English colonists at Ma-Re Mount, Samuel Adams, Borstal b'hoys, the Merry Pranksters, Pigasus the Yippie candidate for President, and riot grrrls—this is a partial inventory of American funsters profiled in John Beckman's American Fun: Four Centuries of Joyous Revolt. A raucous, anarchic shadow history of celebrations, pranks, and joyous rebellion, American Fun chronicles the American penchant for high energy, authority-flouting acts of fun.

Mr. Beckman, an associate professor of English at the U.S. Naval Academy, has a specific set of activities in mind when he uses the word fun. He explains what fun is not. Entertainment is a form of comodified amusement. Leisure is a more passive variation of fun. Pleasure is explicitly associated with sensuality and self-enjoyment. He defines fun as acts that are both joyous and rebellious.

The most fun can be had when the stakes are high. The link between fun and rebellion gets traced by the Ma-Re Mount, a colony founded by Thomas Morton, with its revolt against the dour, joyless, theocratic tyranny of William Bradford's Plymouth Colony.

Mr. Beckman traces the history of American fun to three main cultural tributaries: the Gilded Age, the Jazz Age, and the Sixties. While the Boston Tea Party and the Yippies feature prominently, Mr. Beckman asserts “Much of the best American fun doesn't aim to be political.” Nothing is less fun than scrolling through a Facebook news feed or enduring the continuous shrilling of Facebook friends whipped into a frenzy of smug self-righteousness.
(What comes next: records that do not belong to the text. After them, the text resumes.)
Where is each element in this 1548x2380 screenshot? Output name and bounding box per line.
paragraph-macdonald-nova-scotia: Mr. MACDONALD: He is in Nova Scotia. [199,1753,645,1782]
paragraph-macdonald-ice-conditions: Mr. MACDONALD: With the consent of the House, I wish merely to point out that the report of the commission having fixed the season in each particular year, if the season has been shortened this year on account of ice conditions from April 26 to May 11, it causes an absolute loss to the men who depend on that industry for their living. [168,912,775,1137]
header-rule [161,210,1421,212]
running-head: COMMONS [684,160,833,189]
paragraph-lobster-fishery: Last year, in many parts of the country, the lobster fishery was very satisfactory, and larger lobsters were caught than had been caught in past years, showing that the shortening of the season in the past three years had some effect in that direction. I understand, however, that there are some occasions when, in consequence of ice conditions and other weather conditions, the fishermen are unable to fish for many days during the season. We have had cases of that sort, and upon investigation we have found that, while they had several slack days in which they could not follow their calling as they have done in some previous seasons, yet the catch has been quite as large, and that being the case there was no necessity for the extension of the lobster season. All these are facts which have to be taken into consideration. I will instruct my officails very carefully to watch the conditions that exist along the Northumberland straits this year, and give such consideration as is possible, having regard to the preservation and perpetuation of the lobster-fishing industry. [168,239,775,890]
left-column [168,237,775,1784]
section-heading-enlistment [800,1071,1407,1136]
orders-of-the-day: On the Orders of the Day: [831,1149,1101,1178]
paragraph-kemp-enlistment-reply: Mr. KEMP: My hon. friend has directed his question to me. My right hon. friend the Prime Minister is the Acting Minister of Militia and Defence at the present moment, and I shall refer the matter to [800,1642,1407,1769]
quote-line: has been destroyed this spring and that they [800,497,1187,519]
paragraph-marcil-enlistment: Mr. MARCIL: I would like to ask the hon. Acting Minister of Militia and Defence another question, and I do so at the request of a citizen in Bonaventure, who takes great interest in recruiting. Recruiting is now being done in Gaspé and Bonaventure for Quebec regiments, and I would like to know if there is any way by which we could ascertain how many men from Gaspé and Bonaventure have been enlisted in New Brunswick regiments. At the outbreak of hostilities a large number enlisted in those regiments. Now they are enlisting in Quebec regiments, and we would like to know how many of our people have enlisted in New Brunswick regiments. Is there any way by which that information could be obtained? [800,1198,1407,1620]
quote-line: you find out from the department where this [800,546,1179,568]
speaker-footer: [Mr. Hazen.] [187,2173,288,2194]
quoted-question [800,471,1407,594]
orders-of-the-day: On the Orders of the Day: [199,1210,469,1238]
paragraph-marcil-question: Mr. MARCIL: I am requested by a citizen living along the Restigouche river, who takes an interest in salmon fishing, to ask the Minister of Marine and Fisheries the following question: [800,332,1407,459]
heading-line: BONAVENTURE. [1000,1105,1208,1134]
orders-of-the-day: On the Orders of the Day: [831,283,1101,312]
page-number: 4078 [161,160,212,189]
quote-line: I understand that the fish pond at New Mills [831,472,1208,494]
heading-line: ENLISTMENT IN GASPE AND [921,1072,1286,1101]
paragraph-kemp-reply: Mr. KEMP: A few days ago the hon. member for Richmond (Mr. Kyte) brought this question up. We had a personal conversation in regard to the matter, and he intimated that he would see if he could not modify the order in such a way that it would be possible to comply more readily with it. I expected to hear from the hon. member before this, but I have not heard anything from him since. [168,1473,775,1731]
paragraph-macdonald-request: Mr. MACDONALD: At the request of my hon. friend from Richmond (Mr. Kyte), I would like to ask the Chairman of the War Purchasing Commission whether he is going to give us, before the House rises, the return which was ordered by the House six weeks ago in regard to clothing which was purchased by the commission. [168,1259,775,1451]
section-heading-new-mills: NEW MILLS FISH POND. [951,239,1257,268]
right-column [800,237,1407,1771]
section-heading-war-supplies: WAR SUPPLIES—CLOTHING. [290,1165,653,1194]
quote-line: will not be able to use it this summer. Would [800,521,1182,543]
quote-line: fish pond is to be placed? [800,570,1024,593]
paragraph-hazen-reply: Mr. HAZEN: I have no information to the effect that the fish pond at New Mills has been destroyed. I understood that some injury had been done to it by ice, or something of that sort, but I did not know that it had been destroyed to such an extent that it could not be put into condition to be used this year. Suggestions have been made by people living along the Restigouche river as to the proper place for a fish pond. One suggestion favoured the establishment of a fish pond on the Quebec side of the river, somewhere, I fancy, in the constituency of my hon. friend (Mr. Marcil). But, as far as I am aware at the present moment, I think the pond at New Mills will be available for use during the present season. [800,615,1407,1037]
Unlike the artificial choreography and silver-tongued rhetoric of political parties, American fun is spontaneous, occasionally vulgar, and high energy.

The variety of examples illustrated within this history show a very different history from the one pounded into impressionable skulls. And far more interesting. The conflict between Ma-Re Mount and Plymouth Colony will be recognizable to anyone who has enjoyed the John Landis cinema classic Animal House.

But American Fun is not all fun. Race, slavery, and class play important roles in how Americans have fun. America's tortured history of race is seen in examples like the African-American Pinkster celebration and blackface minstrelry. For slaves, these celebrations were a means of preserving their culture and breaking the shackles of oppressive industriousness. Like his predecessor William Bradford, Frederick Douglass took a dour view of this non-industrious, impious revelry. But Douglass had a point, since the concept of emancipation also became associated with the concept of respectability. The Pinkster celebrations seemed to reaffirm Douglass's fear that African-Americans would be considered uncouth savages who only seem to expend energy when they are having fun.

As with many other histories and cultural analyses, Mr. Beckworth sets things in opposition. On the one side are propriety, piety, and industry and on the other are fun, rebellion, and joy. When the stakes are high and the pressure is on, Americans have a resilience and inventiveness when it comes to having fun. In the Gold Rush, Forty-niners would form homosocial bonds due to lack of womenfolk and an abundance of alcohol.

In its more politicized form American fun becomes manifest in pranks and satire. The Yippie movement and Abbie Hoffman get extensive treatment. Among Hoffman's memorable pranks included throwing money on the floor of the Wall Street stock exchange and running Pigasus as a presidential candidate. While not as utilitarian as signing a petition or lecturing people on the detrimental effects of Agent Orange, these pranks still brought attention to the atrocities and excesses of American foreign policy and the actions (or inaction) of necrotic white men in both major political parties. At least Abbie Hoffman made street theater interesting.

In the end, with modern permutations of American fun, American Fun: Four Centuries of Joyous Revolt offers a history that is about fun and is fun to read. It illuminates the very American tradition of stickin' it to the man, dancin' in the street, and havin' a blast.